Why the Year 2026 Will Be a Year Like No Other for India's Sun Mission
Regarding India's first solar observatory, 2026 will be like no other.
This marks the initial occasion the observatory – which was placed into space recently – can watch our star when it reaches its maximum activity cycle.
As per scientific data, it comes roughly once every 11 years when the Sun's magnetic poles flip – the Earth equivalent would be the planet's poles swapping positions.
It's a time of great turbulence. It involves the Sun transition from peaceful to violent and is marked by a significant rise in the frequency of solar storms and massive solar flares – massive bubbles of plasma that erupt of the Sun's outermost layer.
Composed of ionized particles, a CME may have a mass up to a trillion kilograms and reach a speed of up to 3,000km per second. It can head out toward various directions, including towards our planet. At top speed, it would take an ejection 15 hours to cover the vast distance Earth-Sun distance.
"In the normal or quiet periods, our star emits a few solar eruptions a day," says an astrophysics expert. "In 2026, it's anticipated there will be 10 or more each day."
Studying coronal mass ejections is one of the most important scientific objectives of India's first solar observatory.

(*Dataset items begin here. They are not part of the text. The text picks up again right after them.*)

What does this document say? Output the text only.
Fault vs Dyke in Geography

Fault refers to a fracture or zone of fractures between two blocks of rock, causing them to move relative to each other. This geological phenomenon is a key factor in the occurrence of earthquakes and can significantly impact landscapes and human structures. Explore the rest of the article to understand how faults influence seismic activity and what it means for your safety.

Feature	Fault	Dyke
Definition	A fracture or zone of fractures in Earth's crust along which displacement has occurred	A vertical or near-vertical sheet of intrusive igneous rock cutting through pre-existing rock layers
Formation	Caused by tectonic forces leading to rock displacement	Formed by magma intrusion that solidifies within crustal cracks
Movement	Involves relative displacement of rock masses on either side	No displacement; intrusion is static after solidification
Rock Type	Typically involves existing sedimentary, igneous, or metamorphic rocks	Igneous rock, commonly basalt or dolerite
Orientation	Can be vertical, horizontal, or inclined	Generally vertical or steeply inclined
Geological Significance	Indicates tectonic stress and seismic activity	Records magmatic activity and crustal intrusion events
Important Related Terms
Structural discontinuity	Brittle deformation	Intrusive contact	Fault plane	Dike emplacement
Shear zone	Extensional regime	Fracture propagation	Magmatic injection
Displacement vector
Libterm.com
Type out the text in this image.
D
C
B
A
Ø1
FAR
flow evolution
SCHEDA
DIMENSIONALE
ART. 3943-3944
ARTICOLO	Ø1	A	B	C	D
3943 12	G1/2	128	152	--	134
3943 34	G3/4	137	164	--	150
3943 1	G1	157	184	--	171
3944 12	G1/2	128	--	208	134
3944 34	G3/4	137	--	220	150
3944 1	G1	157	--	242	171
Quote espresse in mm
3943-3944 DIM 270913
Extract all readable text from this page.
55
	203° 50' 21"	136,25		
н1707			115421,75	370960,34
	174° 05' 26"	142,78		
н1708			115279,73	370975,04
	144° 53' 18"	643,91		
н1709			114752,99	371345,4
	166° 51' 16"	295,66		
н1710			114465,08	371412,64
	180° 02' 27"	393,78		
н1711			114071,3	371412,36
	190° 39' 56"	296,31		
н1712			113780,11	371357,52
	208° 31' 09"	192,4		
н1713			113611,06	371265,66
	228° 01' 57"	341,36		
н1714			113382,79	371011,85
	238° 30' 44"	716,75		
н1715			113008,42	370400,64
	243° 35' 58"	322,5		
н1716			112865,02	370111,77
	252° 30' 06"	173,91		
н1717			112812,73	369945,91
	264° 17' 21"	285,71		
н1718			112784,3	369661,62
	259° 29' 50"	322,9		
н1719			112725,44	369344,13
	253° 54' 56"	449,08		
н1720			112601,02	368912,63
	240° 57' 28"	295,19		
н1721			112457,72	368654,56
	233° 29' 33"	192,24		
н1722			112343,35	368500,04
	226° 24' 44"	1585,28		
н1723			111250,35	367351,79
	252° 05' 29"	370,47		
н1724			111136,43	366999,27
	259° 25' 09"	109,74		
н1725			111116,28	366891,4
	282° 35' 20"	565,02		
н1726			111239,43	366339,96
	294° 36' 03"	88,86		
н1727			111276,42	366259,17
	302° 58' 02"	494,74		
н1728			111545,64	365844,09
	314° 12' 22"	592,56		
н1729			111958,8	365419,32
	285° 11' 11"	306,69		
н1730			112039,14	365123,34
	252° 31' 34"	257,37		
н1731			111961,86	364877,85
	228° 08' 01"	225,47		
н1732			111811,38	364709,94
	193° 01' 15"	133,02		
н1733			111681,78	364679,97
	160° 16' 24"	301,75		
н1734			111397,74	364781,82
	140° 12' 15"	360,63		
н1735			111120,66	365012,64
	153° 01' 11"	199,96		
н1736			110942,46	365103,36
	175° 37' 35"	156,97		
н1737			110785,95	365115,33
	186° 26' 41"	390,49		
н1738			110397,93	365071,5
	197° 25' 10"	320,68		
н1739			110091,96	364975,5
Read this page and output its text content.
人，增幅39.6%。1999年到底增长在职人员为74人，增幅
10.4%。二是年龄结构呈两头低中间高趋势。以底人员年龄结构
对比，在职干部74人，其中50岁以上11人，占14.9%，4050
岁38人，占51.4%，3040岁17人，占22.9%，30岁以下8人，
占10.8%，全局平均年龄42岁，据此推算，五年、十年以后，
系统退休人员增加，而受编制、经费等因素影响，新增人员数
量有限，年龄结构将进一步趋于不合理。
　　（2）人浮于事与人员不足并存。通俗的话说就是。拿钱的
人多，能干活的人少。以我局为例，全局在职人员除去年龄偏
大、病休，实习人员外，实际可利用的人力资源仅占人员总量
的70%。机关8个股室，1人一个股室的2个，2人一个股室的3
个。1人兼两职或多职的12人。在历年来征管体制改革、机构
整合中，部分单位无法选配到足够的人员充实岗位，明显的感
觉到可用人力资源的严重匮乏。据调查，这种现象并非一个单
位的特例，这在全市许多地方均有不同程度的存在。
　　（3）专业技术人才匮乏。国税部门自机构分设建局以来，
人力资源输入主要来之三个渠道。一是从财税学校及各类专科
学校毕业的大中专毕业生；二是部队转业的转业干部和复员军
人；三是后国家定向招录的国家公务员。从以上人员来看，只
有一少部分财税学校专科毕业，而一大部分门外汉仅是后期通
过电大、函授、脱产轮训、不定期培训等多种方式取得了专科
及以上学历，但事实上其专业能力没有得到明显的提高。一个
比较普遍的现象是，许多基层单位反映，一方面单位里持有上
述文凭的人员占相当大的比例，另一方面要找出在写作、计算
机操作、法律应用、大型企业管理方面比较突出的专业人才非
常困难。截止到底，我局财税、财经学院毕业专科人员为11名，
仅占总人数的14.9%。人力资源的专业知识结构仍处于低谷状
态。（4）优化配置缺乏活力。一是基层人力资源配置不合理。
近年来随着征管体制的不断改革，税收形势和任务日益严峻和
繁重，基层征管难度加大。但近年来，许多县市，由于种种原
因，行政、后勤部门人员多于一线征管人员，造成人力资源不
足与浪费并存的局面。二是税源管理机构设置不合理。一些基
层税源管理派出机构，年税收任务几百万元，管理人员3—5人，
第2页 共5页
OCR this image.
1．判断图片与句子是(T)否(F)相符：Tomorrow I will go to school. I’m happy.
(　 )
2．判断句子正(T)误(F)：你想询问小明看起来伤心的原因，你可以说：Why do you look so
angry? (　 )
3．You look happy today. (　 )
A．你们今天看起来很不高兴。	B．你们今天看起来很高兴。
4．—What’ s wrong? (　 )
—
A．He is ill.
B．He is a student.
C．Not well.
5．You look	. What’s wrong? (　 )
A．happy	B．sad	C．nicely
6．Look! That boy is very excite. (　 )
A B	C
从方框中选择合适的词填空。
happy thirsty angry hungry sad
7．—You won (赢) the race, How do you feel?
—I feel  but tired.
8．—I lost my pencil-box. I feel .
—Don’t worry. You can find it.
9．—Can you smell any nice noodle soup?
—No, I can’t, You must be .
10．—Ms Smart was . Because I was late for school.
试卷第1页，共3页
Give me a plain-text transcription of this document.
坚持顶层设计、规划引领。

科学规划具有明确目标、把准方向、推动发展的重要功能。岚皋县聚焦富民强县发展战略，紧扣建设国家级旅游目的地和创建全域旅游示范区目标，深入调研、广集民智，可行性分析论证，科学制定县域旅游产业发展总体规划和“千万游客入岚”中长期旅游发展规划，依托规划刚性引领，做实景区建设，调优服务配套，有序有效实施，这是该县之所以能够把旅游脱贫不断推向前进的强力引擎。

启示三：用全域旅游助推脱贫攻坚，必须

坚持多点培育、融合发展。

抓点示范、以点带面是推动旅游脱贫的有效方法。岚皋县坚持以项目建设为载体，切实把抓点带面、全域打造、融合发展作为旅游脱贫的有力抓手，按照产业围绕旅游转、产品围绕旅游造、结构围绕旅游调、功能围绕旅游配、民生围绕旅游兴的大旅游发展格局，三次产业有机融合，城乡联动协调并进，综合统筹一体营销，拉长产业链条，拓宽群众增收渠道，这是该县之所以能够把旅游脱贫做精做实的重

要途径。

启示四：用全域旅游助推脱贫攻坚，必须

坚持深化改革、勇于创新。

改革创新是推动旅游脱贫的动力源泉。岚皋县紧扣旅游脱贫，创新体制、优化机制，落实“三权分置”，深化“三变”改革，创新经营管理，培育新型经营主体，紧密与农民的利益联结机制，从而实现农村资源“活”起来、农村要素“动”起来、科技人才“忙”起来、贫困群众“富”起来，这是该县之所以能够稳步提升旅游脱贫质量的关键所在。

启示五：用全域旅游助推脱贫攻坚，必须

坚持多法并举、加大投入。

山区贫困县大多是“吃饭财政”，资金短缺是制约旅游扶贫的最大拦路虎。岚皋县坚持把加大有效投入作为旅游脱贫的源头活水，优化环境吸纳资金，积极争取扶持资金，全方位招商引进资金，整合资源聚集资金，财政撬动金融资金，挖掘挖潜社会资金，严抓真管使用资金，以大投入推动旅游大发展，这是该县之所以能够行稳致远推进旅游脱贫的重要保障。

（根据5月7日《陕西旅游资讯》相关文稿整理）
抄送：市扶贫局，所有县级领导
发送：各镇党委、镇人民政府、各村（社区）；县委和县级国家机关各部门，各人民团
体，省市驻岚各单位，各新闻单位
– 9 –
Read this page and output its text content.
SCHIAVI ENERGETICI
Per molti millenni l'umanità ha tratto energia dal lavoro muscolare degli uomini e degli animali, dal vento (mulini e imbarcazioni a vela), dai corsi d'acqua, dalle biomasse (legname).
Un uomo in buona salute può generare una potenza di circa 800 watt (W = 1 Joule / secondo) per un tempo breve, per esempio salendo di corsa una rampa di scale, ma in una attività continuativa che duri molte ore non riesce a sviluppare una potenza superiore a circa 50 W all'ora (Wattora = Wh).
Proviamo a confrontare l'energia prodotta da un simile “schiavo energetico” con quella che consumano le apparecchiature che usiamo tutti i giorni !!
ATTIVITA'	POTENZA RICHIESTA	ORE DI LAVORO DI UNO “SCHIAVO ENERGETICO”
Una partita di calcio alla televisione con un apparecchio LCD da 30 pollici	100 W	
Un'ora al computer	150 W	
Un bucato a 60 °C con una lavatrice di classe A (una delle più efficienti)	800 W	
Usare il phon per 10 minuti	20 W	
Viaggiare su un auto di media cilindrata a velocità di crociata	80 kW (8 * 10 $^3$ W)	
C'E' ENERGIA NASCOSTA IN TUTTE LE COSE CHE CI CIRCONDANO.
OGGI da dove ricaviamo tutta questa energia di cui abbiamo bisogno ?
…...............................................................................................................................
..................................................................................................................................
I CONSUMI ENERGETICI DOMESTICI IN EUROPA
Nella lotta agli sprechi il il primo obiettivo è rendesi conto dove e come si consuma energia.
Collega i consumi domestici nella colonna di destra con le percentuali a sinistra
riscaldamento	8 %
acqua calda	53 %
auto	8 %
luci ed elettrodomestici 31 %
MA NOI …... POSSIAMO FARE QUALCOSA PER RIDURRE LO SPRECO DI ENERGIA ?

One, because the ejections provide an opportunity to learn about the Sun at the centre of our solar system, and two, since events occurring on the Sun endanger systems on our planet and in space.
Impacts on Earth and Orbital Systems
Coronal mass ejections rarely pose immediate danger to human life, but they do affect our planet by causing magnetic disturbances that impact conditions in near space, where about thousands of spacecraft, comprising many from India, orbit.
"The most spectacular manifestations of a CME include northern lights, being direct evidence that solar particles from Sun are travelling toward our planet," the scientist clarifies.
"However, they may cause electronic systems on a satellite malfunction, knock down electrical networks and affect meteorological and telecom spacecraft."
Past Solar Incidents
- The most powerful solar storm in history was the Carrington Event that disabled communication systems worldwide
- During 1989, sections of Canadian electrical network failed, leaving millions in darkness for nine hours
- In November 2015, solar activity disrupted air traffic control, causing disruption in Sweden and various European air hubs
- Recently in 2022, a CME caused dozens of spacecraft being lost
With capability to see what happens in the solar atmosphere and spot solar activity or a coronal mass ejection in real time, measure its heat at origin and watch its trajectory, it can work as a forewarning to switch off power grids and satellites redirecting them out of harm's way.
Aditya-L1's Special Capability
There are other space observatories observing the Sun, Aditya-L1 holds an edge over others regarding watching the corona.
"The instrument has perfect dimensions that lets it nearly mimic the Moon, completely blocking the Sun's photosphere and allowing it an uninterrupted view of nearly the entire of the corona around the clock, throughout the year, even during eclipses and occultations," notes the expert.
In other words, the coronagraph acts like a synthetic eclipse, obscuring the Sun's bright surface allowing scientists continuously observe the dim solar atmosphere – a feat natural eclipses provide only during specific moments.
Additionally, this is the only mission that can study eruptions in visible light, letting it measure eruption heat and heat energy – crucial data indicating how strong a CME would be if it headed toward Earth.
Readiness for Maximum Activity
To prepare for the upcoming solar maximum, researchers collaborated analyzing information gathered from one of the largest CMEs that Aditya-L1 has observed recently.
It originated on 13 September 2024 during early hours. Its mass was 270 million tonnes – for comparison that sank Titanic was 1.5 million tonnes.
At origin, its temperature was 1.8 million degrees Celsius and the energy content comparable to millions of tons of explosives – in comparison the atomic bombs on Hiroshima and Nagasaki were much smaller and 21 kilotons each.
Although these figures make it sound massive, the scientist describes it as a moderate event.
The asteroid that eliminated prehistoric life on Earth was 100 million megatons and during the Sun's maximum activity cycle, there may be eruptions with energy content matching greater levels.
"In my view the CME we analyzed happened during periods was in the normal activity phase. This establishes the benchmark that we'll be using to evaluate what is in store when the maximum activity cycle occurs," he states.
"The learnings gained will help us work out the countermeasures to implement to protect satellites in orbit. Additionally, they'll aid us gain deeper knowledge of our space environment," he adds.